# Wild mantis laying ooth



## Rick (Sep 9, 2009)

In my yard today:


----------



## Katnapper (Sep 9, 2009)

Very cool... I like the progressive photos.


----------



## spicey (Sep 10, 2009)

Very nice! I hope I find some ooths in my yard this fall, I released about 200 nymphs back in June and have seen a few in my garden recently, but we have had such horrid weather this summer, I don't think very many survived.


----------



## hibiscusmile (Sep 10, 2009)

Nice Pics Rick!


----------



## Rick (Sep 10, 2009)

I released a bunch of s. carolina adults. I found another female the other day that had laid an ooth somewhere. I couldln't find it though.


----------



## ismart (Sep 10, 2009)

Very cool pic's B) I love how she progressively starts to look toward you. :lol:


----------



## Rick (Sep 10, 2009)

ismart said:


> Very cool pic's B) I love how she progressively starts to look toward you. :lol:


She is the only mantis so far that has ever looked at me while laying an ooth.

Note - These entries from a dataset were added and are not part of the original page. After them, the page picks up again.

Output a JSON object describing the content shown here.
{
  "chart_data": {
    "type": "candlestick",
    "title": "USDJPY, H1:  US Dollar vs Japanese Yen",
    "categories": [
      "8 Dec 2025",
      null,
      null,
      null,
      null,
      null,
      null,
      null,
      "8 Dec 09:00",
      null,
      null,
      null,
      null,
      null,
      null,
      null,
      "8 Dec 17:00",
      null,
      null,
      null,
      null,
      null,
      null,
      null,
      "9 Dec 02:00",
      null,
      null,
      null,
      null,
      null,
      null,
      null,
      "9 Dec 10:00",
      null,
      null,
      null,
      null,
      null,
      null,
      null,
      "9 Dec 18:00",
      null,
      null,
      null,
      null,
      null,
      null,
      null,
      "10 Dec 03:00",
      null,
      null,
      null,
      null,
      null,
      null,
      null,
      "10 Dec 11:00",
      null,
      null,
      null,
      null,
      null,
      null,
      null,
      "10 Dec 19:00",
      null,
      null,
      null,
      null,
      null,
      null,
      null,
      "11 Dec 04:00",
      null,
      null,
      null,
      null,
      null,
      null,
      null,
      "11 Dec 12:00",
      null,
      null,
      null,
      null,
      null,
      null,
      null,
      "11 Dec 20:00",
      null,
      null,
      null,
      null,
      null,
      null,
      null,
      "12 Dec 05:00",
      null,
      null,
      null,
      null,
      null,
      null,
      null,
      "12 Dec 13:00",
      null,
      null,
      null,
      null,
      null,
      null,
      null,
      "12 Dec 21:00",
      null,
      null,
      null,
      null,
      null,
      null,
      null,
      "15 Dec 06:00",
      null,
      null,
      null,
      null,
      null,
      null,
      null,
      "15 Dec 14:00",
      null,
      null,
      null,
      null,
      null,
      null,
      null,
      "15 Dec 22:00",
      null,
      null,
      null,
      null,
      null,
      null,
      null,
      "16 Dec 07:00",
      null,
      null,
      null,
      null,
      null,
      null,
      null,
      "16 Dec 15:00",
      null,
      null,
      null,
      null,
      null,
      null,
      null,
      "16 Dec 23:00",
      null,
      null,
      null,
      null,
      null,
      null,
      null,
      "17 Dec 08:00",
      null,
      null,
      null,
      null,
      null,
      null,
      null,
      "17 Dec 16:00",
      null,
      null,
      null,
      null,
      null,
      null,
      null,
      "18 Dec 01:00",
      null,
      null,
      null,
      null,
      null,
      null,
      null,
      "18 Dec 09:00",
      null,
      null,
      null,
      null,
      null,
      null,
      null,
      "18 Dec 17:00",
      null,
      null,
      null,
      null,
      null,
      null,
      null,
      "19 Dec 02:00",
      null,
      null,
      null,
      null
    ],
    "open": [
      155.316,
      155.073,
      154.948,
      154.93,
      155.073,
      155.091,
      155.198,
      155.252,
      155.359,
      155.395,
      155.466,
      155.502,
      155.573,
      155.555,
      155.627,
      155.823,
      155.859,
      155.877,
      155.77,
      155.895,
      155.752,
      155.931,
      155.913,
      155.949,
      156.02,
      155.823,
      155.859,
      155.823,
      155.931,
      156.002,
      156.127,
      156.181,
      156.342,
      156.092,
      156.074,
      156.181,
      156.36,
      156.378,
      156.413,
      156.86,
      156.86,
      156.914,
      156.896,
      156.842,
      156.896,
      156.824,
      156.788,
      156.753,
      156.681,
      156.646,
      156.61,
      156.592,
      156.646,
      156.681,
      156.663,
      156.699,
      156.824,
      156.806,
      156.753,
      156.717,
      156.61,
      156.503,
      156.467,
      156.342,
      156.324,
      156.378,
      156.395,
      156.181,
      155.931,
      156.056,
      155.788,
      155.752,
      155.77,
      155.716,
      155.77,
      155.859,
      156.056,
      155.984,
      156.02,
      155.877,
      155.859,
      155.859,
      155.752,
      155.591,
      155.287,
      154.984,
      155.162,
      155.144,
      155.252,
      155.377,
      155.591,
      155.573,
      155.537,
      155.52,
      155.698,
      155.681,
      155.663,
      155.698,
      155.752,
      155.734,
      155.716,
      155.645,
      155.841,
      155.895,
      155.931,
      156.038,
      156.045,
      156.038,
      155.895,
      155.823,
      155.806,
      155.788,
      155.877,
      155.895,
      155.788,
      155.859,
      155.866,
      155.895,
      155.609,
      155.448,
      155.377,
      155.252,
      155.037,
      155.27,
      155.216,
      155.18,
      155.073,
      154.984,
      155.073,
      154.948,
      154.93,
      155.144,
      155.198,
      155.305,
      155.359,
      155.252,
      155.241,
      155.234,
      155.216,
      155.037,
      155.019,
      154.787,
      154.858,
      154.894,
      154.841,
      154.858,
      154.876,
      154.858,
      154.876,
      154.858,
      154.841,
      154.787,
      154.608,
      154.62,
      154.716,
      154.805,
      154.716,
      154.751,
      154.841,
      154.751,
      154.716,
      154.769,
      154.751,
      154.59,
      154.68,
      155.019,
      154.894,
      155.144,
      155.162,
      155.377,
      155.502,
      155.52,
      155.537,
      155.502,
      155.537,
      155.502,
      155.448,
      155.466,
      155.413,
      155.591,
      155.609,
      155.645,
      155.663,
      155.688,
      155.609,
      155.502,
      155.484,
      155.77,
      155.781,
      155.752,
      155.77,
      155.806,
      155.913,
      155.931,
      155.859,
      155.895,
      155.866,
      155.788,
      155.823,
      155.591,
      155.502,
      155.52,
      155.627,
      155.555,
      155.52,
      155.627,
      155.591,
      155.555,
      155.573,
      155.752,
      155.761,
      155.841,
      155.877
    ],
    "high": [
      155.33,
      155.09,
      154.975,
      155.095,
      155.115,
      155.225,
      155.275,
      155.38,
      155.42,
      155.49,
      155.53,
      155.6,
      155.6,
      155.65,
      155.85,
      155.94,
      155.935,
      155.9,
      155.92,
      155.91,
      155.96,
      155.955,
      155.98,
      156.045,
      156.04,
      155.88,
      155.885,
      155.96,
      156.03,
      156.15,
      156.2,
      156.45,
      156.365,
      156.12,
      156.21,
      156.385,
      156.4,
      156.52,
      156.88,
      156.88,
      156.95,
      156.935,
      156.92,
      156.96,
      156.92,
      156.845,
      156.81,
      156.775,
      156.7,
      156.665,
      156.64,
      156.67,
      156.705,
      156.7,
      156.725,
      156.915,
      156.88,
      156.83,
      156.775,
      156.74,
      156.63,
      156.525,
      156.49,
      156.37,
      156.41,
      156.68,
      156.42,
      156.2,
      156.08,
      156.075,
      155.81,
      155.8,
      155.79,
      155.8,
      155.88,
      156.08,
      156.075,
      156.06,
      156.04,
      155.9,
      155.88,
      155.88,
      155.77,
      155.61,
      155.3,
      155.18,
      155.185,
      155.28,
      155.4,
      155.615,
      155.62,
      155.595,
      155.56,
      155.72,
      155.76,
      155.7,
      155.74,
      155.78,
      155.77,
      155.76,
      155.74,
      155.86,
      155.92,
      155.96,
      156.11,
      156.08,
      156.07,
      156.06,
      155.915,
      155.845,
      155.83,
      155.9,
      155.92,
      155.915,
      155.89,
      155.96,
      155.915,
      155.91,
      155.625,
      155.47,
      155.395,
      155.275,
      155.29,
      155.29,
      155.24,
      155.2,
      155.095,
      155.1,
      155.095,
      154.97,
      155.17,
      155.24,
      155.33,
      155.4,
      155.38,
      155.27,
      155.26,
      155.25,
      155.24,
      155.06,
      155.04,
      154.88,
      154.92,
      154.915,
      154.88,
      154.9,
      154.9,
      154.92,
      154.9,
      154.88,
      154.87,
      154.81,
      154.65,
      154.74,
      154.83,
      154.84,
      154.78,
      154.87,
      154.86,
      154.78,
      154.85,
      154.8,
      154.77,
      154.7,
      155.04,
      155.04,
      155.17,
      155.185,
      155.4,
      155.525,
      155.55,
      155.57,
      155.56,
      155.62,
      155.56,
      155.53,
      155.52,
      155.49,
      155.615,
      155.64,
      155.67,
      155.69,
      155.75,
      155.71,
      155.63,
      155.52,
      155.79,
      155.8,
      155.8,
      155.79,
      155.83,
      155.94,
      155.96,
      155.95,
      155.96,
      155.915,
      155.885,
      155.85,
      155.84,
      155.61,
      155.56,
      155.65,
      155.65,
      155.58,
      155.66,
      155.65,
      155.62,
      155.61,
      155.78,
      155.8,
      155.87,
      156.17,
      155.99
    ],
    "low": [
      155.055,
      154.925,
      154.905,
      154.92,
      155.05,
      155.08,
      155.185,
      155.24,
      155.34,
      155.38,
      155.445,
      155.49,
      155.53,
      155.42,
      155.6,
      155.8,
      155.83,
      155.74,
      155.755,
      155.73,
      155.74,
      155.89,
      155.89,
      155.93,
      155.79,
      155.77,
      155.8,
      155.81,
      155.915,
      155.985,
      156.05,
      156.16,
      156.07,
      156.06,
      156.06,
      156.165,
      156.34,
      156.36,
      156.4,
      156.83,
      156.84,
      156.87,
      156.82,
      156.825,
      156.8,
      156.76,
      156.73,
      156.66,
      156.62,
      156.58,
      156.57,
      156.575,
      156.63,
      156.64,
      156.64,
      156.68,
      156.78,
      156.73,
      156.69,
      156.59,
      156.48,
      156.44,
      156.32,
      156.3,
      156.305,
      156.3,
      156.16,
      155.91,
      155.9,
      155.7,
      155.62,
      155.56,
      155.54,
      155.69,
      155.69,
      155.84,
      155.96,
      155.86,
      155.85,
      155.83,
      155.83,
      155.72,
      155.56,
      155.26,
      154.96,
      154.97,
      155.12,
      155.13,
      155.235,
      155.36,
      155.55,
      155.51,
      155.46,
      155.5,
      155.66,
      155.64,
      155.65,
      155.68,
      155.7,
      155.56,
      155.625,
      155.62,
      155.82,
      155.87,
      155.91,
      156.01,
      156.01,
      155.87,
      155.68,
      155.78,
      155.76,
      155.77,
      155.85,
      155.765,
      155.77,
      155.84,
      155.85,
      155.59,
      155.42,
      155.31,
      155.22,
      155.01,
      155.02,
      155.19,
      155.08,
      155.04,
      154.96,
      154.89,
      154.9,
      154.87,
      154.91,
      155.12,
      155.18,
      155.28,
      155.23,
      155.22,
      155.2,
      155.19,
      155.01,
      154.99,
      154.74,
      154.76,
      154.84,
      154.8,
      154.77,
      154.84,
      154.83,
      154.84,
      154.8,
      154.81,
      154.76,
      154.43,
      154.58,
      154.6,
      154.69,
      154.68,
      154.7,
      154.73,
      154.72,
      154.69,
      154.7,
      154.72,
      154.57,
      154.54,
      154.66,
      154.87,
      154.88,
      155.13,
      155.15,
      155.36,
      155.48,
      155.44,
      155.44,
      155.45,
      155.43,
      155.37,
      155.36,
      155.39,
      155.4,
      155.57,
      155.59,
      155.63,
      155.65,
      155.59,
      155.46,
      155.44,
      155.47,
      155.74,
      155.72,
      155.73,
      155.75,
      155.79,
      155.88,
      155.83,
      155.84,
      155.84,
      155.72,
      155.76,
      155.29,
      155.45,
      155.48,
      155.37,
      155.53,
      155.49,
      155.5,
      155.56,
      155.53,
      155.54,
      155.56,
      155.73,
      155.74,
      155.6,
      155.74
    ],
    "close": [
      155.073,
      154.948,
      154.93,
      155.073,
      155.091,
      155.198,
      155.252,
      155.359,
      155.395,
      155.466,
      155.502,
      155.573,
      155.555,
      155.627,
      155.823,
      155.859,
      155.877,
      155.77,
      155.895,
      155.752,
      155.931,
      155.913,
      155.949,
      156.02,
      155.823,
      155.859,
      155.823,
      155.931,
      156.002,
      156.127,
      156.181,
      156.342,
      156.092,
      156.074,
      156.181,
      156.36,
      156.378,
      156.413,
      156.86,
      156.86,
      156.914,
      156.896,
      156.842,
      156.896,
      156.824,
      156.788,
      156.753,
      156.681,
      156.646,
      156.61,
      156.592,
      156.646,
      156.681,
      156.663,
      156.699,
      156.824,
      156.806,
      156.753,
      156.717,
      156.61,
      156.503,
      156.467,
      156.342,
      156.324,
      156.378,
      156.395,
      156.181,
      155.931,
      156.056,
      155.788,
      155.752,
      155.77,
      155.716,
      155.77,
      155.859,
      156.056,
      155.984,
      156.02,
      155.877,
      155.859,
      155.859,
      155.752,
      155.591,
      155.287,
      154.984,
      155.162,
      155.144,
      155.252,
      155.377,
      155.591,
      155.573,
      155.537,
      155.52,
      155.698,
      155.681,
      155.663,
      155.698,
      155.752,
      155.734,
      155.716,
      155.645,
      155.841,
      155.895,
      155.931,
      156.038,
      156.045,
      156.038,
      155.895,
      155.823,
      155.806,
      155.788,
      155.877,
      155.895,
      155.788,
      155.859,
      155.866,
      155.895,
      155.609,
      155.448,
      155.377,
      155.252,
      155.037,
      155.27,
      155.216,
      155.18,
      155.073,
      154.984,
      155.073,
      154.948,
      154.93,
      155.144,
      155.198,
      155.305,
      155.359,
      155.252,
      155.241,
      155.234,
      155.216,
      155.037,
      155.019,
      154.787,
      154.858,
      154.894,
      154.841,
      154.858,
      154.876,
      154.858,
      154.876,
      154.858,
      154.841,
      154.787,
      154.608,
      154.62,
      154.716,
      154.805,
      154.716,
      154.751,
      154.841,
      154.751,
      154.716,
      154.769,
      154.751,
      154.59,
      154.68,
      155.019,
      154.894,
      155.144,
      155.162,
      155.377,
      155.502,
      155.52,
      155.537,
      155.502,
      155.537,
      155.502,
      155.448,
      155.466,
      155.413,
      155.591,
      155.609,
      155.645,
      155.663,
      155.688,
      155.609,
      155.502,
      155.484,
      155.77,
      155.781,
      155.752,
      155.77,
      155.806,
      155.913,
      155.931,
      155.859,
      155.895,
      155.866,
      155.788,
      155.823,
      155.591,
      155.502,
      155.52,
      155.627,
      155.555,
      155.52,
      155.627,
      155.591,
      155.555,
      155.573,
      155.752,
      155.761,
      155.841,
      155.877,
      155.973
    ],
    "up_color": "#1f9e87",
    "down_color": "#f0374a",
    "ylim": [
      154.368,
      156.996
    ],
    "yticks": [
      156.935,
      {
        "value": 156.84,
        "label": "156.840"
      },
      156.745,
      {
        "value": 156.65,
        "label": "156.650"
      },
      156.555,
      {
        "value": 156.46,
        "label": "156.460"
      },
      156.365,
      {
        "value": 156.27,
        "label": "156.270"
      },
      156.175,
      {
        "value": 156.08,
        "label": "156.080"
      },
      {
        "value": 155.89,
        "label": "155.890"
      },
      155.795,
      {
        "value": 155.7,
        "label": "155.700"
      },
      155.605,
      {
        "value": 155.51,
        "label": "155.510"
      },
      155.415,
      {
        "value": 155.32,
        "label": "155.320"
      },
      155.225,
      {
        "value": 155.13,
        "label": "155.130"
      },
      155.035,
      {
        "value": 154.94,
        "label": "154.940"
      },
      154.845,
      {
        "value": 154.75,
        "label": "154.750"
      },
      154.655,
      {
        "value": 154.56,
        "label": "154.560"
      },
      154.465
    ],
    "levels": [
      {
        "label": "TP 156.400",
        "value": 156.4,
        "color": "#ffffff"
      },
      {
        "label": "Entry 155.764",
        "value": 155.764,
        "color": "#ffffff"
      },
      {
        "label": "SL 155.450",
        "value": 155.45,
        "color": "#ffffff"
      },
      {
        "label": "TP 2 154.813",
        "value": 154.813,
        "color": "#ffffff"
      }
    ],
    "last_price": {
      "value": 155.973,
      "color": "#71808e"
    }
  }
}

They always seem to just ignore your presence.


----------



## ABbuggin (Sep 10, 2009)

Rick said:


> She is the only mantis so far that has ever looked at me while laying an ooth. They always seem to just ignore your presence.


+1

I've noticed that while laying an ooth, the females appear to be in a "trance". Much the same way python females are when they lay their eggs.


----------



## cloud jaguar (Sep 10, 2009)

nice pics!


----------



## kamakiri (Sep 10, 2009)

Thanks for sharing Rick. Nice progression. I hope to do the same next season with my _S. limbata_...if my breeding army succeeds.


----------



## charleyandbecky (Sep 10, 2009)

Wonderful pictures. I went out today in search of carolinas but I didn't find a single one.  I found a lot of old ooths, though.

Rebecca


----------



## spicey (Sep 10, 2009)

ABbuggin said:


> +1I've noticed that while laying an ooth, the females appear to be in a "trance". Much the same way python females are when they lay their eggs.


Or women when they are giving birth and go into transition (except for the expletives... :lol: )


----------



## cat_named_noodles (Sep 10, 2009)

spicey said:


> Or women when they are giving birth and go into transition (except for the expletives... :lol: )


lol! :lol:


----------



## Rick (Sep 10, 2009)

ABbuggin said:


> +1I've noticed that while laying an ooth, the females appear to be in a "trance". Much the same way python females are when they lay their eggs.


Me too but this one was aware each time I came around. She would look at me and straighten her front legs out.


----------



## agent A (Sep 10, 2009)

I've seen captive females lay eggs before, the proccess is fascinating!


----------



## pilotdave1970 (Sep 10, 2009)

Very Cool pictures.....


----------